Why You Need a Decision Matrix
Reviewing five or ten au pair applications in your head creates decision paralysis. You'll remember that one candidate had great references but forget what the other said about her experience with toddlers. A decision matrix forces you to score every candidate on the same criteria, making trade-offs visible and defensible—especially important if you're deciding with a partner.
Identify Your Non-Negotiable Criteria
Before you start evaluating, list the absolute requirements for your situation. These typically include:
- Age range and visa eligibility for your country
- Minimum childcare experience (months or years, specific age groups)
- Language fluency (yours, or a language you want your children exposed to)
- Availability and start date alignment
- Willingness to commit to your contract length (usually 12 months)
- Valid CPR/first aid certification, or willingness to obtain it
Any candidate who doesn't meet these should be eliminated before you build your full matrix. No point scoring someone on personality if they can't legally work in your country.
Build Your Scoring Categories
These eight categories cover what matters most to host families:
- Childcare experience (0-25 points)
- Prioritize direct experience with your children's specific ages over general childcare
- Communication skills (0-15 points)
- Can they articulate ideas clearly in conversations or written submissions?
- References quality (0-20 points)
- Contact at least two previous host families; look for specific stories, not just "great"
- Reliability and responsibility (0-15 points)
- Punctuality, handling of prior commitments, how they describe their reliability
- Cultural fit and personality (0-10 points)
- Does their lifestyle align with yours? (Active vs. relaxed, formal vs. casual, values match)
- Problem-solving ability (0-10 points)
- How do they describe handling difficult situations with children or in previous roles?
- Physical and mental wellness (0-5 points)
- Any health concerns disclosed? Realistic expectations about the role?
Total possible: 100 points. Adjust weights based on your priorities—if language skills matter more, bump that category up.

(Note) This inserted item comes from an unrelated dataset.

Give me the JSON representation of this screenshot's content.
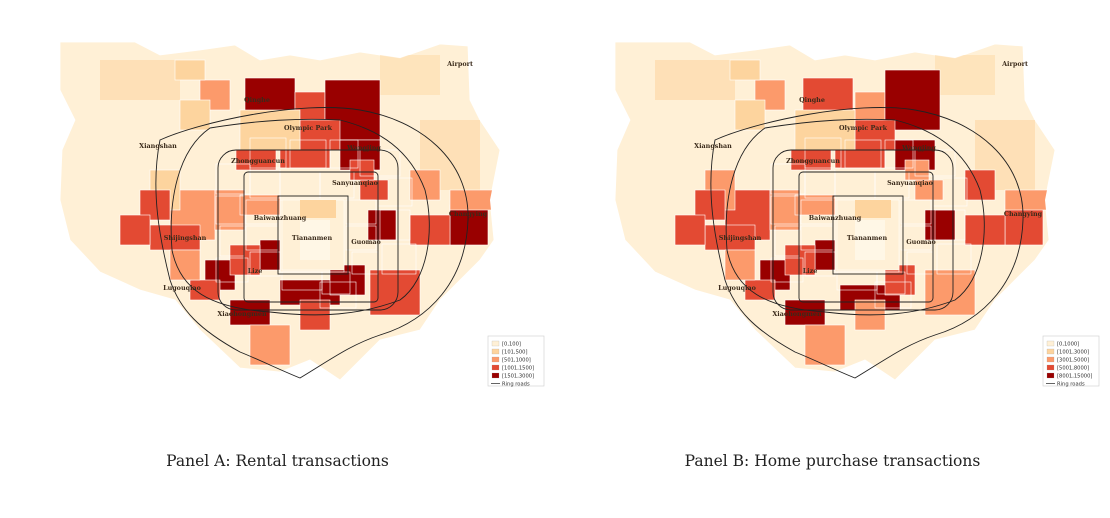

Score Honestly, Not Optimistically
When evaluating each candidate, score based on evidence, not potential. A 19-year-old with only babysitting experience shouldn't score the same as someone with two years as a live-in au pair, even if the younger candidate seems eager. Reference calls are your best tool here: ask previous host families about actual performance, not just general impressions.
Look for red flags:
- Vague answers about why they left previous positions
- Inconsistencies between resume and interview
- Unwillingness to discuss payment expectations or house rules upfront
- Poor communication during the application process itself
Calculate Weighted Scores
Once you've scored all candidates, multiply each category score by its weight. If childcare experience is worth 25 points and a candidate scores 18, that's 18 points in that category. Add all weighted scores for a final total per candidate.

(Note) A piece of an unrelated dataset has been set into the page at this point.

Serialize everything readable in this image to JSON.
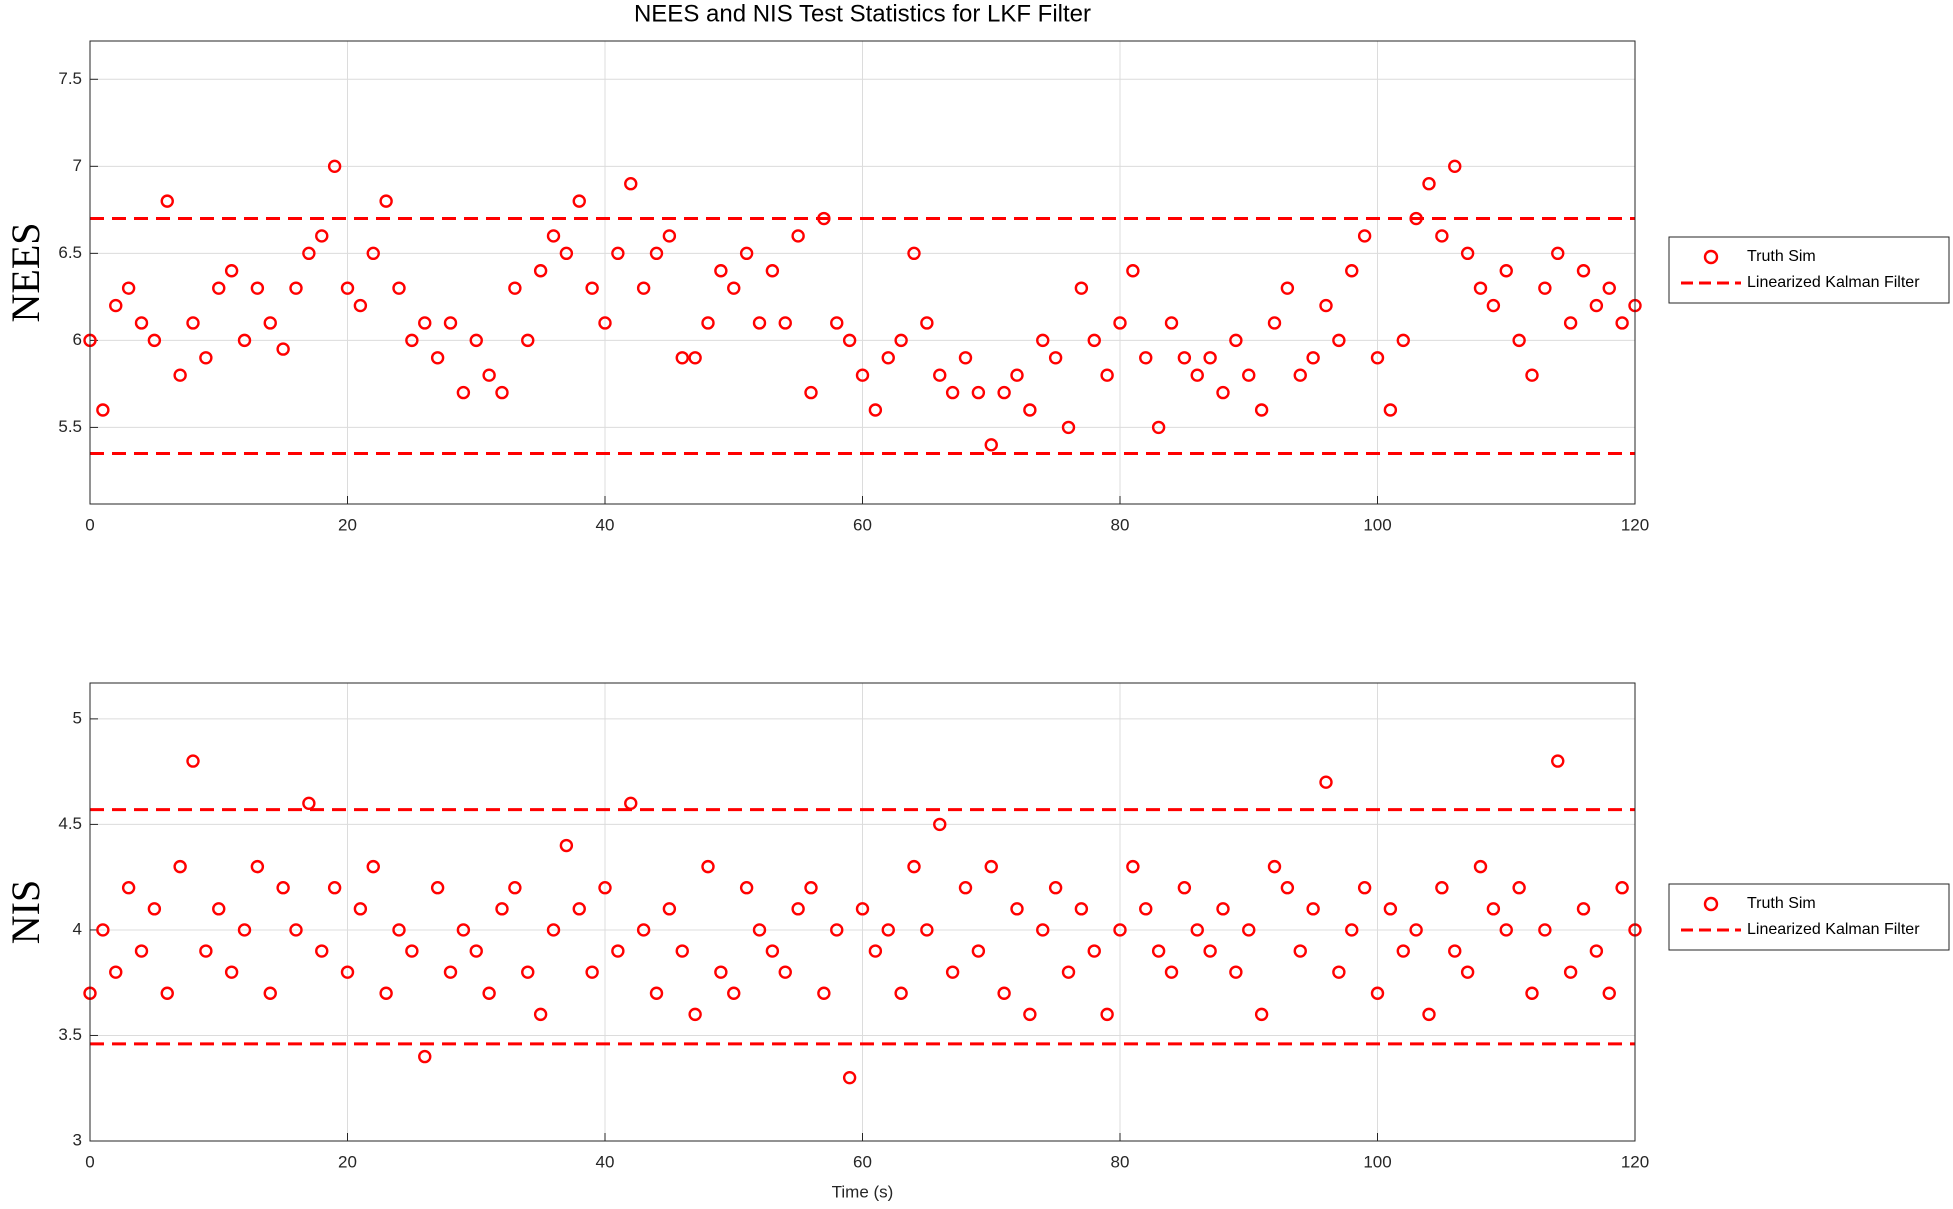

This removes subjective impressions: the candidate who felt "warm" in an interview might actually score lower than the one who impressed you less personally but has stronger credentials.
The Final Conversation
Before you hire, conduct a final call or video interview with your top 1-2 candidates. This isn't about re-scoring—it's about gut-checking that your matrix assessment reflects reality. Ask questions directly about scenarios specific to your family: "If one child doesn't want to go to bed and the other is hungry, how would you handle it?"
Trust the matrix, but don't ignore serious doubts that surface here.
Making the Offer
Once you've decided, move quickly. Strong candidates get multiple offers. When you contact your choice, provide a written offer letter that covers wages, start date, working hours, time off, and house rules. This prevents miscommunication later.
Platforms like Mercoly help you compare and find trusted au pair placement providers in one place, so you can access vetted candidates and make confident hiring decisions faster.
Frequently Asked Questions
Q: How many reference checks should I do per candidate? Call at least two previous host families; a third is ideal if the candidate has longer work history. Ask specific questions about challenges and day-to-day performance rather than general impressions.
Q: What's a typical salary range for an au pair? In the US, wages typically range $195–$215 per week; in the UK, expect £80–120 per week. Rates vary by location, experience, and local regulations—always research your country's au pair requirements.
Q: How long should my decision process take? Plan 2–3 weeks from application deadline to offer. This allows time for phone interviews, reference calls, and sleep on your decision without losing candidates to other host families.
Start building your matrix today and hire with confidence.